Défournement du terril de Rochebelle par l'entreprise régionale Jouvert TP.



Ultime tentative d'extinction des foyers du terril du Ricateau
par les bombardiers d'eau, en 2004.




Terril du Ricateau en janvier 2010, lors d'une inversion thermique matinale. 




Le drame de Calonne


Une tragédie s’est abattue sur Calonne-Ricouart, dans le Nord, le 26 août 1975, avec l’écroulement d’un pan de terril en combustion en cours d’exploitation. Il ne subsiste aujourd’hui de ce terril que l'assise, sur 11,34 hectares. À l’origine, le "6 d’Auchel" était conique et culminait à 92 mètres.

L’épandage dynamique des produits chauds a causé la mort de six personnes et détruit 42 maisons. Un lecteur de La Voix du Nord déclare à l’époque : « Depuis peu, pour alimenter les chantiers des travaux publics, le terril a été mis en exploitation. Camions et bulldozers attaquent le terril par la base et creusent une énorme excavation. Après quelques jours de pluie, le beau temps est revenu et, le 25 août, le travail reprend.

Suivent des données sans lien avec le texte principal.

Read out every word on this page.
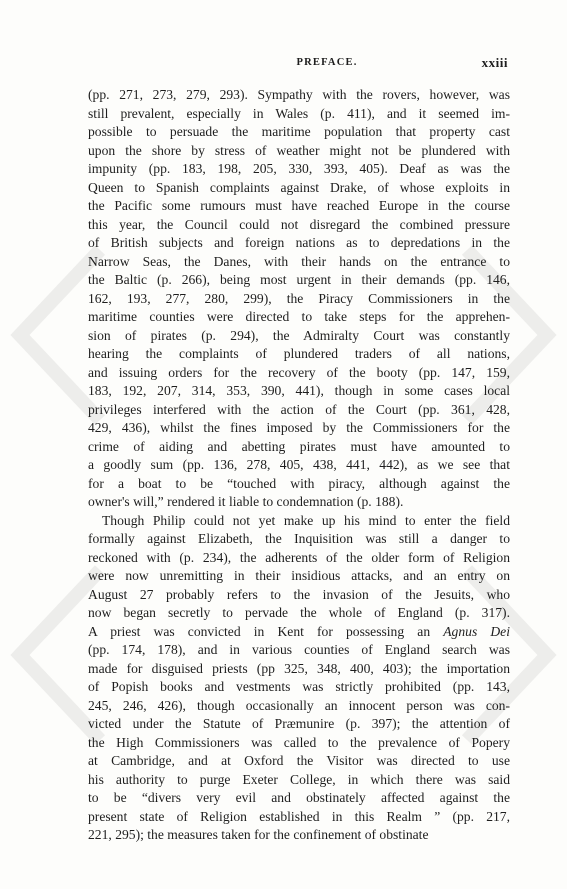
PREFACE.	xxiii
(pp. 271, 273, 279, 293). Sympathy with the rovers, however, was
still prevalent, especially in Wales (p. 411), and it seemed im-
possible to persuade the maritime population that property cast
upon the shore by stress of weather might not be plundered with
impunity (pp. 183, 198, 205, 330, 393, 405). Deaf as was the
Queen to Spanish complaints against Drake, of whose exploits in
the Pacific some rumours must have reached Europe in the course
this year, the Council could not disregard the combined pressure
of British subjects and foreign nations as to depredations in the
Narrow Seas, the Danes, with their hands on the entrance to
the Baltic (p. 266), being most urgent in their demands (pp. 146,
162, 193, 277, 280, 299), the Piracy Commissioners in the
maritime counties were directed to take steps for the apprehen-
sion of pirates (p. 294), the Admiralty Court was constantly
hearing the complaints of plundered traders of all nations,
and issuing orders for the recovery of the booty (pp. 147, 159,
183, 192, 207, 314, 353, 390, 441), though in some cases local
privileges interfered with the action of the Court (pp. 361, 428,
429, 436), whilst the fines imposed by the Commissioners for the
crime of aiding and abetting pirates must have amounted to
a goodly sum (pp. 136, 278, 405, 438, 441, 442), as we see that
for a boat to be “touched with piracy, although against the
owner's will,” rendered it liable to condemnation (p. 188).
Though Philip could not yet make up his mind to enter the field
formally against Elizabeth, the Inquisition was still a danger to
reckoned with (p. 234), the adherents of the older form of Religion
were now unremitting in their insidious attacks, and an entry on
August 27 probably refers to the invasion of the Jesuits, who
now began secretly to pervade the whole of England (p. 317).
A priest was convicted in Kent for possessing an Agnus Dei
(pp. 174, 178), and in various counties of England search was
made for disguised priests (pp 325, 348, 400, 403); the importation
of Popish books and vestments was strictly prohibited (pp. 143,
245, 246, 426), though occasionally an innocent person was con-
victed under the Statute of Præmunire (p. 397); the attention of
the High Commissioners was called to the prevalence of Popery
at Cambridge, and at Oxford the Visitor was directed to use
his authority to purge Exeter College, in which there was said
to be “divers very evil and obstinately affected against the
present state of Religion established in this Realm ” (pp. 217,
221, 295); the measures taken for the confinement of obstinate
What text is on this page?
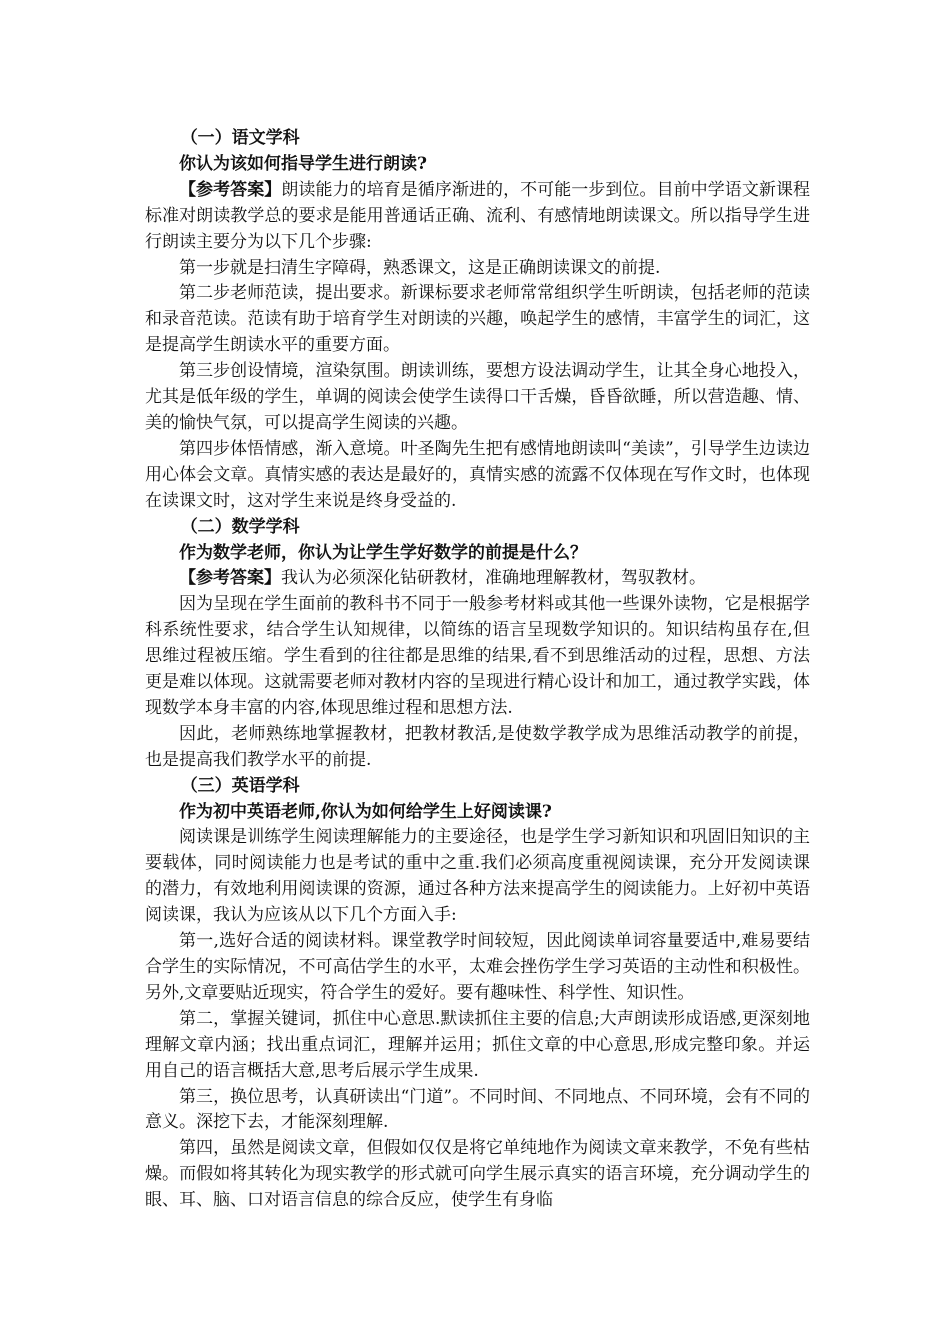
（一）语文学科

你认为该如何指导学生进行朗读?

【参考答案】朗读能力的培育是循序渐进的，不可能一步到位。目前中学语文新课程标准对朗读教学总的要求是能用普通话正确、流利、有感情地朗读课文。所以指导学生进行朗读主要分为以下几个步骤:

第一步就是扫清生字障碍，熟悉课文，这是正确朗读课文的前提.

第二步老师范读，提出要求。新课标要求老师常常组织学生听朗读，包括老师的范读和录音范读。范读有助于培育学生对朗读的兴趣，唤起学生的感情，丰富学生的词汇，这是提高学生朗读水平的重要方面。

第三步创设情境，渲染氛围。朗读训练，要想方设法调动学生，让其全身心地投入，尤其是低年级的学生，单调的阅读会使学生读得口干舌燥，昏昏欲睡，所以营造趣、情、美的愉快气氛，可以提高学生阅读的兴趣。

第四步体悟情感，渐入意境。叶圣陶先生把有感情地朗读叫“美读”，引导学生边读边用心体会文章。真情实感的表达是最好的，真情实感的流露不仅体现在写作文时，也体现在读课文时，这对学生来说是终身受益的.

（二）数学学科

作为数学老师，你认为让学生学好数学的前提是什么？

【参考答案】我认为必须深化钻研教材，准确地理解教材，驾驭教材。

因为呈现在学生面前的教科书不同于一般参考材料或其他一些课外读物，它是根据学科系统性要求，结合学生认知规律，以简练的语言呈现数学知识的。知识结构虽存在,但思维过程被压缩。学生看到的往往都是思维的结果,看不到思维活动的过程，思想、方法更是难以体现。这就需要老师对教材内容的呈现进行精心设计和加工，通过教学实践，体现数学本身丰富的内容,体现思维过程和思想方法.

因此，老师熟练地掌握教材，把教材教活,是使数学教学成为思维活动教学的前提，也是提高我们教学水平的前提.

（三）英语学科

作为初中英语老师,你认为如何给学生上好阅读课?

阅读课是训练学生阅读理解能力的主要途径，也是学生学习新知识和巩固旧知识的主要载体，同时阅读能力也是考试的重中之重.我们必须高度重视阅读课，充分开发阅读课的潜力，有效地利用阅读课的资源，通过各种方法来提高学生的阅读能力。上好初中英语阅读课，我认为应该从以下几个方面入手:

第一,选好合适的阅读材料。课堂教学时间较短，因此阅读单词容量要适中,难易要结合学生的实际情况，不可高估学生的水平，太难会挫伤学生学习英语的主动性和积极性。另外,文章要贴近现实，符合学生的爱好。要有趣味性、科学性、知识性。

第二，掌握关键词，抓住中心意思.默读抓住主要的信息;大声朗读形成语感,更深刻地理解文章内涵；找出重点词汇，理解并运用；抓住文章的中心意思,形成完整印象。并运用自己的语言概括大意,思考后展示学生成果.

第三，换位思考，认真研读出“门道”。不同时间、不同地点、不同环境，会有不同的意义。深挖下去，才能深刻理解.

第四，虽然是阅读文章，但假如仅仅是将它单纯地作为阅读文章来教学，不免有些枯燥。而假如将其转化为现实教学的形式就可向学生展示真实的语言环境，充分调动学生的眼、耳、脑、口对语言信息的综合反应，使学生有身临
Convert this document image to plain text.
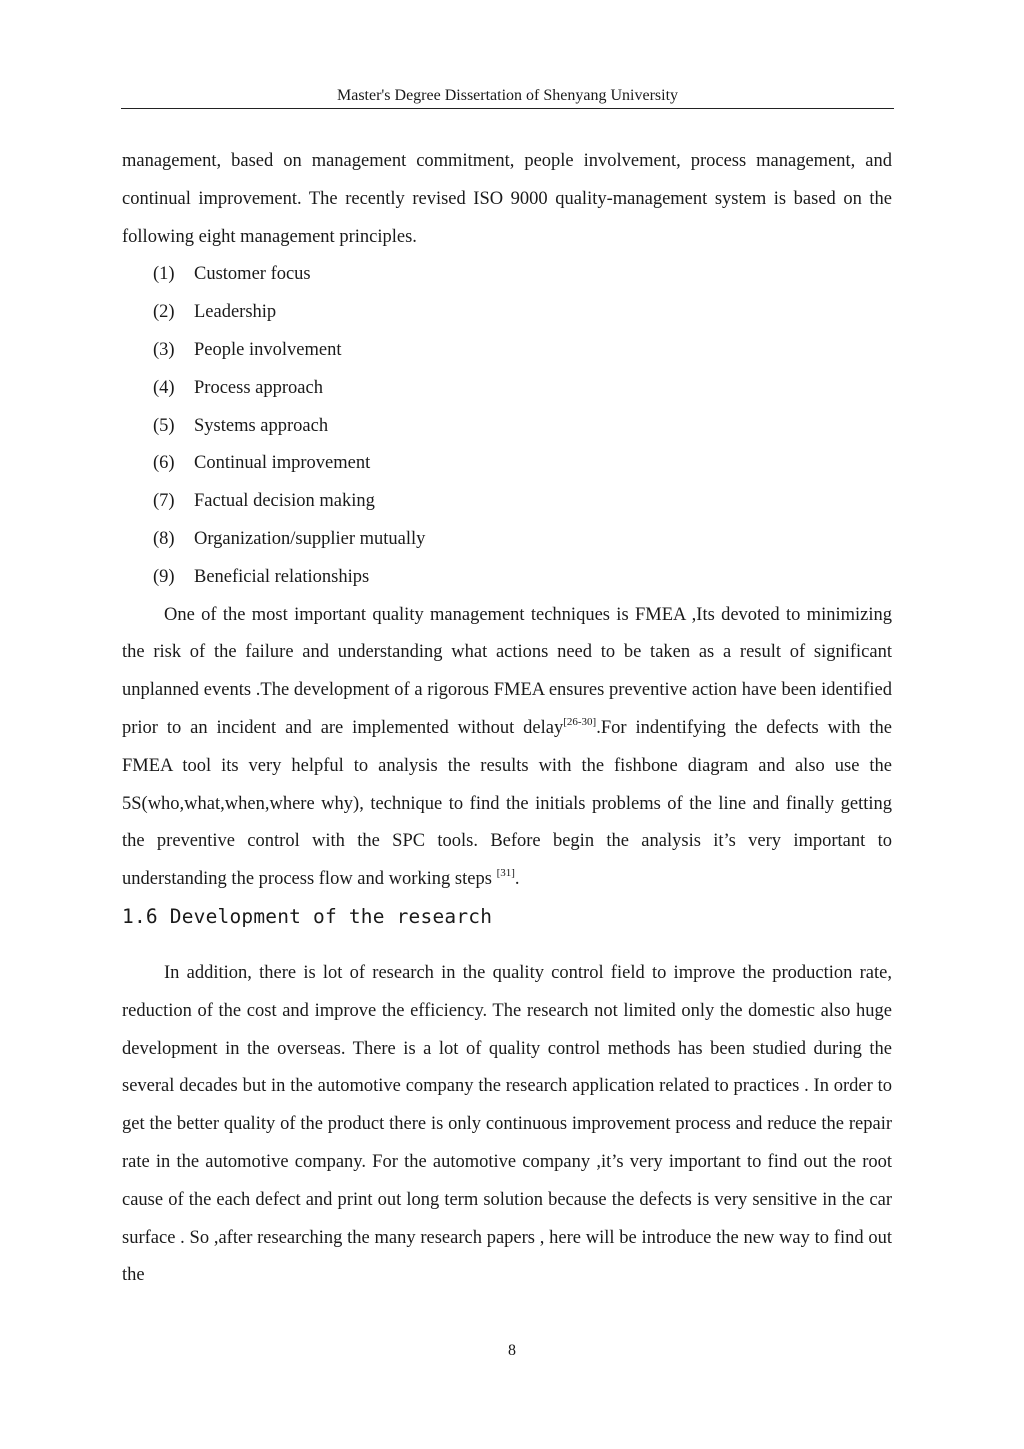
Master's Degree Dissertation of Shenyang University

management, based on management commitment, people involvement, process management, and continual improvement. The recently revised ISO 9000 quality-management system is based on the following eight management principles.

(1) Customer focus
(2) Leadership
(3) People involvement
(4) Process approach
(5) Systems approach
(6) Continual improvement
(7) Factual decision making
(8) Organization/supplier mutually
(9) Beneficial relationships

One of the most important quality management techniques is FMEA ,Its devoted to minimizing the risk of the failure and understanding what actions need to be taken as a result of significant unplanned events .The development of a rigorous FMEA ensures preventive action have been identified prior to an incident and are implemented without delay[26-30].For indentifying the defects with the FMEA tool its very helpful to analysis the results with the fishbone diagram and also use the 5S(who,what,when,where why), technique to find the initials problems of the line and finally getting the preventive control with the SPC tools. Before begin the analysis it’s very important to understanding the process flow and working steps [31].

1.6 Development of the research

In addition, there is lot of research in the quality control field to improve the production rate, reduction of the cost and improve the efficiency. The research not limited only the domestic also huge development in the overseas. There is a lot of quality control methods has been studied during the several decades but in the automotive company the research application related to practices . In order to get the better quality of the product there is only continuous improvement process and reduce the repair rate in the automotive company. For the automotive company ,it’s very important to find out the root cause of the each defect and print out long term solution because the defects is very sensitive in the car surface . So ,after researching the many research papers , here will be introduce the new way to find out the

8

Pourtant, au cours de la nuit, le quartier va connaître l'enfer. Il est une heure du matin, lorsque l'on entend un chuintement, puis un sifflement. Les maisons se mettent à trembler. Des cailloux de plusieurs tonnes sont projetés à quelque 200 mètres. Le bulldozer a fait un bond de 250 mètres et se retrouve dans un jardin de la rue de Liévin. Une voiture a été soulevée et est retombée sur le toit, 20 mètres plus loin.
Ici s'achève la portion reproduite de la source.